E assim,
quando mais tarde me procure
Quem sabe a morte, angústia de quem vive
Quem sabe a solidão, fim de quem ama
Eu possa me
dizer do amor (que tive)
Que não seja imortal, posto que é chama
Mas que seja infinito enquanto dure
Vinicius de Moraes
Estoril, outubro de 1939
“Meu
deus, o que é a morte?”, interrogava-se e nos interrogava Lúcio Cardoso pela
boca de seu personagem André na abertura de seu seminal romance “Crônica da
Casa Assassinada”. Quem morria era Nina, suposta mãe e amante insuspeitável de
André. O câncer corroía a vida e transmutava em pus e degeneração o que fora
flor e viço. Com Nina, caía de câncer a casa e todos os Meneses.

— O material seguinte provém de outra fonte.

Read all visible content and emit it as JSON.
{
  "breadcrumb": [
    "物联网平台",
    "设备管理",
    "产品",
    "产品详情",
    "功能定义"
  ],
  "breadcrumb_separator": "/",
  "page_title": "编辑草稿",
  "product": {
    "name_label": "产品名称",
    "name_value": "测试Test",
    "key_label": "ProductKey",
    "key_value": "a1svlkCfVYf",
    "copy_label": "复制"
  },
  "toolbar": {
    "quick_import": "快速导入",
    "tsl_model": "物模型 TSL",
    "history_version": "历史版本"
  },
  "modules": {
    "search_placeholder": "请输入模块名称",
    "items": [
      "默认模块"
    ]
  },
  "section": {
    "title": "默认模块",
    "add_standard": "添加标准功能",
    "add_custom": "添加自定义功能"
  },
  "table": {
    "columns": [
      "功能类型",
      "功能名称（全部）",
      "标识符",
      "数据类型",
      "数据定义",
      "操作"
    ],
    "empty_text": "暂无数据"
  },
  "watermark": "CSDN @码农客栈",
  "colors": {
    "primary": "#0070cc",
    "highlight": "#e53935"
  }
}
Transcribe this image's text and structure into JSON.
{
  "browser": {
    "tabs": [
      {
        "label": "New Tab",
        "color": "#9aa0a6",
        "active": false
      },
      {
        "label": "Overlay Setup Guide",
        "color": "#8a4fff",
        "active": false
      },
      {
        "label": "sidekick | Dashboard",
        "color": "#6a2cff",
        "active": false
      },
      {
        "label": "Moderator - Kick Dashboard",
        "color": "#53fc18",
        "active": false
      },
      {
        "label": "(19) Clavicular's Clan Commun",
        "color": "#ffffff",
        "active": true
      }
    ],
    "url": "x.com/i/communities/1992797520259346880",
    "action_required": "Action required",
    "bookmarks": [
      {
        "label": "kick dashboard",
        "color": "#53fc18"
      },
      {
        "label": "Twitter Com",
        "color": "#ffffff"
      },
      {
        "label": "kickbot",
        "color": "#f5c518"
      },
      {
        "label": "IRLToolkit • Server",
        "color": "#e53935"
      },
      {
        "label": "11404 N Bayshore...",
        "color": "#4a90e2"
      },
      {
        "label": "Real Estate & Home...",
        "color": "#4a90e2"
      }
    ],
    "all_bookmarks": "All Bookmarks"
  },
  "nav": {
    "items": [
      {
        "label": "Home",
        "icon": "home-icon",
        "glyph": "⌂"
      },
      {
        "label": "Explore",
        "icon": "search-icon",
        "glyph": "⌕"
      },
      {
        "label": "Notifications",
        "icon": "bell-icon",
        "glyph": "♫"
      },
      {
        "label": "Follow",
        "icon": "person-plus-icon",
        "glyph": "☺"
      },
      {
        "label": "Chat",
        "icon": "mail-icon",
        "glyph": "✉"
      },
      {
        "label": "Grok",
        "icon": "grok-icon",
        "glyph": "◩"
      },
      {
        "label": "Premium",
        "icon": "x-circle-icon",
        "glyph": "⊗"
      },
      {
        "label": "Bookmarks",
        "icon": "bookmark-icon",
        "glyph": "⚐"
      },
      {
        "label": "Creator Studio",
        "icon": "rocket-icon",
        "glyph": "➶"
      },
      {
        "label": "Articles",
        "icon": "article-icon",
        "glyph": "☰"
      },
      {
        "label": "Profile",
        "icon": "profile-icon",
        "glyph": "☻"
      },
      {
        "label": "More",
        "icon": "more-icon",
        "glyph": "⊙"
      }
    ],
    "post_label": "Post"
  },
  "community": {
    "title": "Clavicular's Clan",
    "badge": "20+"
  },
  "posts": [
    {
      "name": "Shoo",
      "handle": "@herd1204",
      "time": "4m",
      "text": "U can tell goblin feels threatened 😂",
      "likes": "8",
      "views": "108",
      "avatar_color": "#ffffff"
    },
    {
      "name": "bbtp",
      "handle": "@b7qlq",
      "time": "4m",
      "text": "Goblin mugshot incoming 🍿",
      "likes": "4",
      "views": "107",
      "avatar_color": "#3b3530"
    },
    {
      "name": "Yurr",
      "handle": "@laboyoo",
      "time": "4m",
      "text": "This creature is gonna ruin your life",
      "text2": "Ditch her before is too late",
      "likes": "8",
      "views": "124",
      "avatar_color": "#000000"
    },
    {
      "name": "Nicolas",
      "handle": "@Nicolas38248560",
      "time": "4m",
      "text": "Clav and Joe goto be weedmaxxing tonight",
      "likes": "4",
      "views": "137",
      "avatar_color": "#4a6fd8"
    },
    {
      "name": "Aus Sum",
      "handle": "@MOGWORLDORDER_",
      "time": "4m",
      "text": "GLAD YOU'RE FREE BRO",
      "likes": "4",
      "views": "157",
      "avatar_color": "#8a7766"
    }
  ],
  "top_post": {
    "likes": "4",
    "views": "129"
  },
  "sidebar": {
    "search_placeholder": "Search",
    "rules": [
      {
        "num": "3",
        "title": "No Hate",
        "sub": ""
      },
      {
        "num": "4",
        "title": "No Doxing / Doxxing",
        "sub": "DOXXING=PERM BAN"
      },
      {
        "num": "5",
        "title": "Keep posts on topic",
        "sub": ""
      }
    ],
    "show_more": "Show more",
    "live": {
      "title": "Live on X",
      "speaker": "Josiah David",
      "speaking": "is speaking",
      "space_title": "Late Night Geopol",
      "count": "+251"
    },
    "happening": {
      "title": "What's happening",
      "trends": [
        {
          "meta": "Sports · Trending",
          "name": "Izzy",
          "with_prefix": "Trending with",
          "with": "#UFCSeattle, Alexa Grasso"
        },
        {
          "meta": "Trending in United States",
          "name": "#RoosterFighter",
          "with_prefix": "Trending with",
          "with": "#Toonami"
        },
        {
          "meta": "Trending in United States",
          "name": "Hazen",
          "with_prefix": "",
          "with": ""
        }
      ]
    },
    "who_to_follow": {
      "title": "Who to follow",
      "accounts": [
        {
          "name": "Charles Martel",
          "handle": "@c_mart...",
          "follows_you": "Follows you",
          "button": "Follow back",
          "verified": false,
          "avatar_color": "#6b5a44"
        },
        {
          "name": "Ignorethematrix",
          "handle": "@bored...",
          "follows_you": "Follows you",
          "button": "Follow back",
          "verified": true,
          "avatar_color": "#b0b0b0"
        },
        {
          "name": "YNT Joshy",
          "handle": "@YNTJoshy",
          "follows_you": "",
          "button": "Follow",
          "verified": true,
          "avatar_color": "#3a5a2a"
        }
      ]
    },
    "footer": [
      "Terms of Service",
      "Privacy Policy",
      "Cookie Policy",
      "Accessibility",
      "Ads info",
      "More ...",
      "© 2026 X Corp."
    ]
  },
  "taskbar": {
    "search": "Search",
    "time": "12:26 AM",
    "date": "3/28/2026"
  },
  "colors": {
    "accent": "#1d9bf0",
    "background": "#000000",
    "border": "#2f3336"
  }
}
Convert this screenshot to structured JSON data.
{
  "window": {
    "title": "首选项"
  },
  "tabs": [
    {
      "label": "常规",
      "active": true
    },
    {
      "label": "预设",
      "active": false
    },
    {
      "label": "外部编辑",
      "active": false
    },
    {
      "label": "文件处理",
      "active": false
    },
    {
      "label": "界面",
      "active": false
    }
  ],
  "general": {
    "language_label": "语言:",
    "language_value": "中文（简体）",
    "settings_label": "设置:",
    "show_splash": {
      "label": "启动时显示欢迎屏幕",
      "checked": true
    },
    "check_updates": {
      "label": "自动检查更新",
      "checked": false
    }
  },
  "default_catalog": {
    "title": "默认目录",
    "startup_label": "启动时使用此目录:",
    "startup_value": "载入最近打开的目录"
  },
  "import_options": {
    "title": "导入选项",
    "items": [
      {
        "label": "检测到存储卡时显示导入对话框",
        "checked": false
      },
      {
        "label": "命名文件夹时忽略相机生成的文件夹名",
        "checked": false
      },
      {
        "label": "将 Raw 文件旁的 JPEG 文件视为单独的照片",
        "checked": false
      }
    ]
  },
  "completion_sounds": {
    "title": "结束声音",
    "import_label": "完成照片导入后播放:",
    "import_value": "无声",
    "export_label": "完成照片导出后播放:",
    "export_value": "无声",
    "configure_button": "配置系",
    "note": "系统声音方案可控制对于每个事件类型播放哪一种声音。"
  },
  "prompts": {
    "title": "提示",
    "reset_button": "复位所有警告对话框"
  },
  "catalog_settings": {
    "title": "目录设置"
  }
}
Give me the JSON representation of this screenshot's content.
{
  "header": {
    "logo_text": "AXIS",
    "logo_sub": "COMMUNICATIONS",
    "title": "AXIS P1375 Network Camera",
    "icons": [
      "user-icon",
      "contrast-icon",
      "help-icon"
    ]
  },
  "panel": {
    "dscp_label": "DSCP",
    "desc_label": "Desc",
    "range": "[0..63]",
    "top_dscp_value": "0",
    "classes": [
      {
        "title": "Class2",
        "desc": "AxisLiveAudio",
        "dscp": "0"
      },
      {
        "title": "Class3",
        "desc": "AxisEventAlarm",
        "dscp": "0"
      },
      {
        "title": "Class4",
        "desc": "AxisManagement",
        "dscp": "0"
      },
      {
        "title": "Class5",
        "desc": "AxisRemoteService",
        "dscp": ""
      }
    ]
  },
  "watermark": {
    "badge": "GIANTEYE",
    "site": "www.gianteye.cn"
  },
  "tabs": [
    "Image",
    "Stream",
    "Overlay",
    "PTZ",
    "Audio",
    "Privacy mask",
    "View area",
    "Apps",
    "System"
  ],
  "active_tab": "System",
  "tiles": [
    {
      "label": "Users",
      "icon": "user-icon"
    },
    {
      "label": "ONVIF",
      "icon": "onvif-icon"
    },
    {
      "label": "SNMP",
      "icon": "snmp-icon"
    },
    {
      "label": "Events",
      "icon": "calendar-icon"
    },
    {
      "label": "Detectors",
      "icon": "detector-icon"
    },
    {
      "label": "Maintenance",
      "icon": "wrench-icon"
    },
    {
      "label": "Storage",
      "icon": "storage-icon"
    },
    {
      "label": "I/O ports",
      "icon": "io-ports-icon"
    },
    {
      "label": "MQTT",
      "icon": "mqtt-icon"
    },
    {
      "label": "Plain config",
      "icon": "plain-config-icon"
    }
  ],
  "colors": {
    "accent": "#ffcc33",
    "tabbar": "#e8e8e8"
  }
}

Findo o romance,
finda a casa e a família, a pergunta de André/Lúcio ficava sem resposta. Meu
deus, o que é a morte? – perguntei-me muitos anos após a primeira leitura do
romance, ao ver o cineasta Olney São Paulo, meu velho amigo baiano, definhando
de câncer num leito da Beneficência Portuguesa no Rio. O corpo franzino sumia
entre o lençol e mal chegava aos 40 quilos, exatos três dias antes de sumir de
vez.
Meu deus, o que é a morte? É mamãe que chora no
Oncológico de Juiz de Fora, mamãe que não quer pronunciar seu nome: a morte é
câncer. A morte é meu querido Luiz Linhares, como mamãe perdendo a voz e a vez
neste mundo. É Nando Nogueirinha, morando no andar aqui de cima, rouco-rouco
que ele só e já passando em definitivo pro outro andar de cima, a garganta
totalmente tomada e evitando tossir pra não me incomodar: só soube depois – e
que coisa mais patética. A morte cansa, a morte é câncer. Mesmo em si não o
sendo, ela é em si seu signo e significação, nosso cotidiano câncer. A morte é
tia Dalila, Lilila querida, morrendo assim como quem diminui a luz – velas,
brancas velas, as mãos entre as minhas, seda e celofane. As mesmas mãos logo em
desalento, logo levantadas em grito, enquanto a maca some numa curva do
corredor rumo à UTI – as mãos pro alto e pra nunca mais.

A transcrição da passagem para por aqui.